Terahertz (THz) imaging contends with the lack of cost-effective, off-the-shelf high-resolution array detectors and the slow acquisition speeds associated with pixel-by-pixel raster scanning. Single-pixel imaging with Compressive Sensing (CS) represents a potential solution for resolution and acquisition speed in a cost-efficient manner. Our paper introduces a novel approach for extending 2D single-pixel THz imaging systems to 3D using a single frequency. By leveraging the single-pixel approach, we achieve 3D resolution while avoiding mechanical scanning, and the use of a single frequency eliminates the need for bandwidth, a significant limitation of conventional techniques, where design of THz sources and detectors with large bandwidth remains challenging and typically complex. The Order Recursive Matching Pursuit (ORMP) algorithm is used as the sparse recovery method to exploit the sparsity/compressibility of the 3D THz signal and enable sampling at a rate far lower than that required by the Nyquist Theorem.

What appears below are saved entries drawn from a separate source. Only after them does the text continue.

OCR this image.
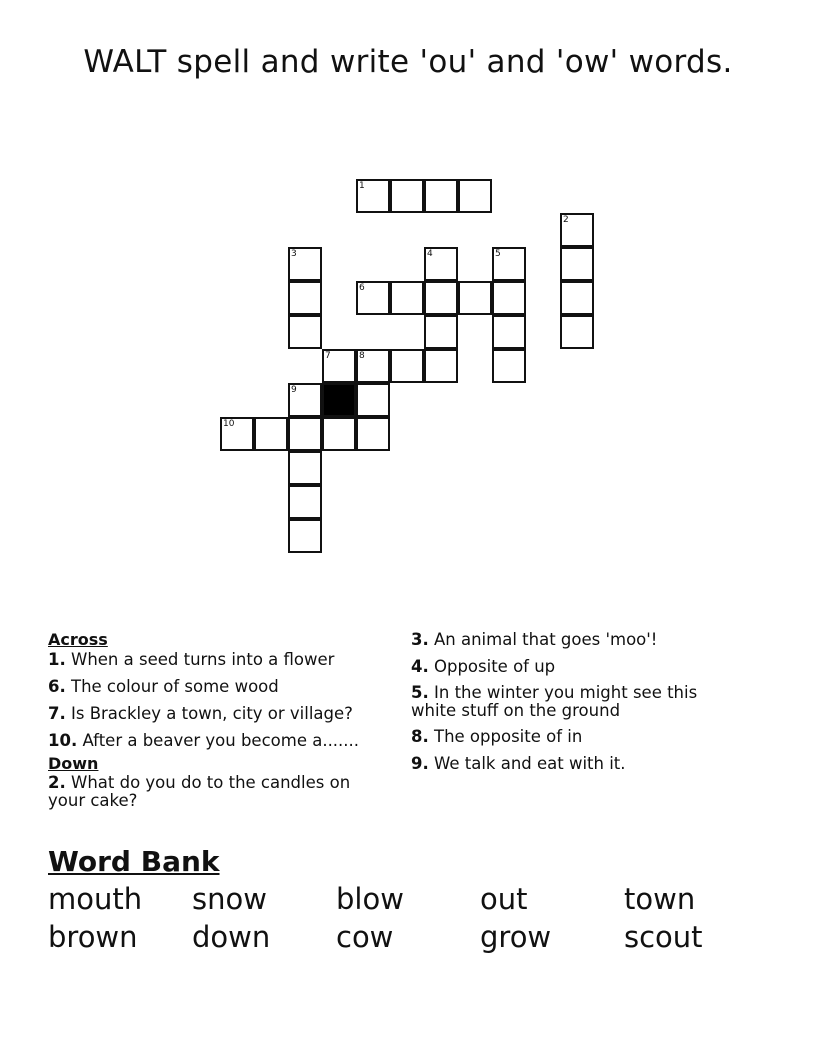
WALT spell and write 'ou' and 'ow' words.
1
2
3	4	5
6
7	8
9
10
Across
1. When a seed turns into a flower
6. The colour of some wood
7. Is Brackley a town, city or village?
10. After a beaver you become a.......
Down
2. What do you do to the candles on
your cake?
3. An animal that goes 'moo'!
4. Opposite of up
5. In the winter you might see this
white stuff on the ground
8. The opposite of in
9. We talk and eat with it.
Word Bank
mouth	snow	blow	out	town
brown	down	cow	grow	scout
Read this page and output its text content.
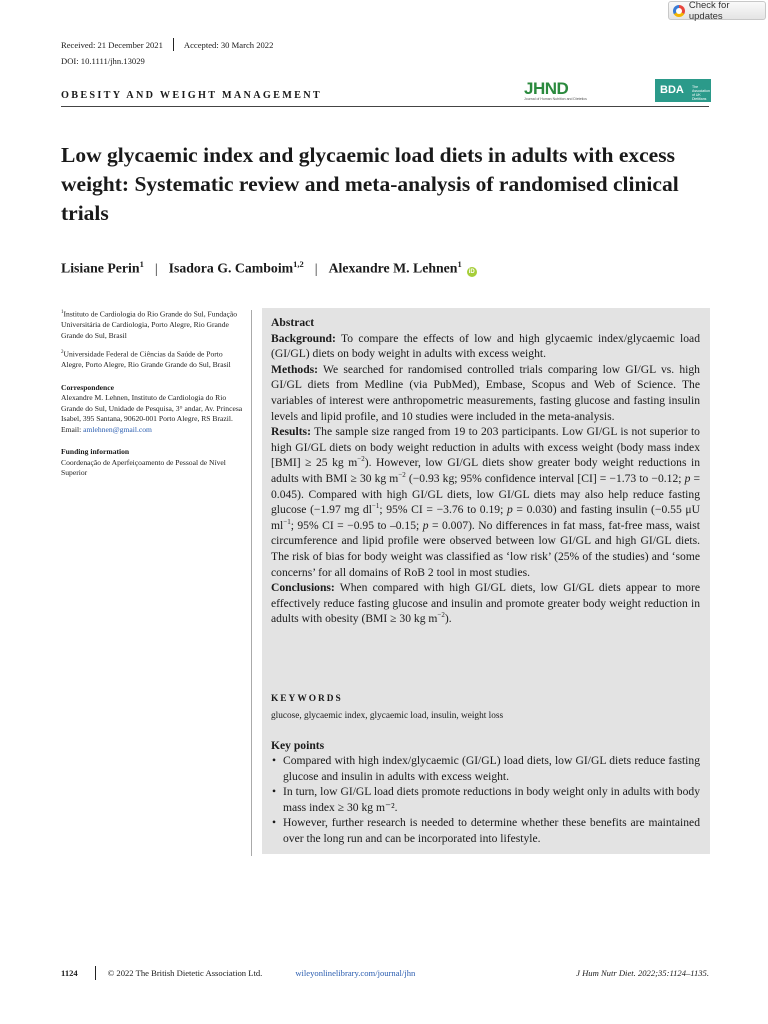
Check for updates
Received: 21 December 2021 Accepted: 30 March 2022
DOI: 10.1111/jhn.13029
OBESITY AND WEIGHT MANAGEMENT	JHND
Journal of Human Nutrition and Dietetics
BDA The Association of UK Dietitians
Low glycaemic index and glycaemic load diets in adults with excess weight: Systematic review and meta-analysis of randomised clinical trials
Lisiane Perin$^1$ | Isadora G. Camboim$^{1,2}$ | Alexandre M. Lehnen$^1$
iD

$^1$Instituto de Cardiologia do Rio Grande do Sul, Fundação Universitária de Cardiologia, Porto Alegre, Rio Grande Grande do Sul, Brasil

$^2$Universidade Federal de Ciências da Saúde de Porto Alegre, Porto Alegre, Rio Grande Grande do Sul, Brasil

Correspondence

Alexandre M. Lehnen, Instituto de Cardiologia do Rio Grande do Sul, Unidade de Pesquisa, 3° andar, Av. Princesa Isabel, 395 Santana, 90620-001 Porto Alegre, RS Brazil.
Email: amlehnen@gmail.com

Funding information

Coordenação de Aperfeiçoamento de Pessoal de Nível Superior

Abstract
Background: To compare the effects of low and high glycaemic index/glycaemic load (GI/GL) diets on body weight in adults with excess weight.
Methods: We searched for randomised controlled trials comparing low GI/GL vs. high GI/GL diets from Medline (via PubMed), Embase, Scopus and Web of Science. The variables of interest were anthropometric measurements, fasting glucose and fasting insulin levels and lipid profile, and 10 studies were included in the meta-analysis.
Results: The sample size ranged from 19 to 203 participants. Low GI/GL is not superior to high GI/GL diets on body weight reduction in adults with excess weight (body mass index [BMI] ≥ 25 kg $m^{-2}$). However, low GI/GL diets show greater body weight reductions in adults with BMI ≥ 30 kg $m^{-2}$ (−0.93 kg; 95% confidence interval [CI] = −1.73 to −0.12; p = 0.045). Compared with high GI/GL diets, low GI/GL diets may also help reduce fasting glucose (−1.97 mg $dl^{-1}$; 95% CI = −3.76 to 0.19; p = 0.030) and fasting insulin (−0.55 μU $ml^{-1}$; 95% CI = −0.95 to –0.15; p = 0.007). No differences in fat mass, fat-free mass, waist circumference and lipid profile were observed between low GI/GL and high GI/GL diets. The risk of bias for body weight was classified as ‘low risk’ (25% of the studies) and ‘some concerns’ for all domains of RoB 2 tool in most studies.
Conclusions: When compared with high GI/GL diets, low GI/GL diets appear to more effectively reduce fasting glucose and insulin and promote greater body weight reduction in adults with obesity (BMI ≥ 30 kg $m^{-2}$).
KEYWORDS
glucose, glycaemic index, glycaemic load, insulin, weight loss
Key points
• Compared with high index/glycaemic (GI/GL) load diets, low GI/GL diets reduce fasting glucose and insulin in adults with excess weight.
• In turn, low GI/GL load diets promote reductions in body weight only in adults with body mass index ≥ 30 kg m⁻².
• However, further research is needed to determine whether these benefits are maintained over the long run and can be incorporated into lifestyle.
1124	© 2022 The British Dietetic Association Ltd.	wileyonlinelibrary.com/journal/jhn	J Hum Nutr Diet. 2022;35:1124–1135.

The 2D sensing matrix is obtained by analyzing the diffracted propagation of THz imaging systems on a 2D surface perpendicular to the optical axis. Moreover, the 3D sensing matrix is based on the diffracted propagation of 2D surfaces at different sampling depth positions. Our system can quickly capture the reflective properties of every point in a 3D space using a single-pixel camera setup that leverages CS, making it a simple and efficient method for creating a fast 3D THz imaging system, particularly suited to high-frequency THz sources that operate efficiently at a single frequency or at small bandwidth.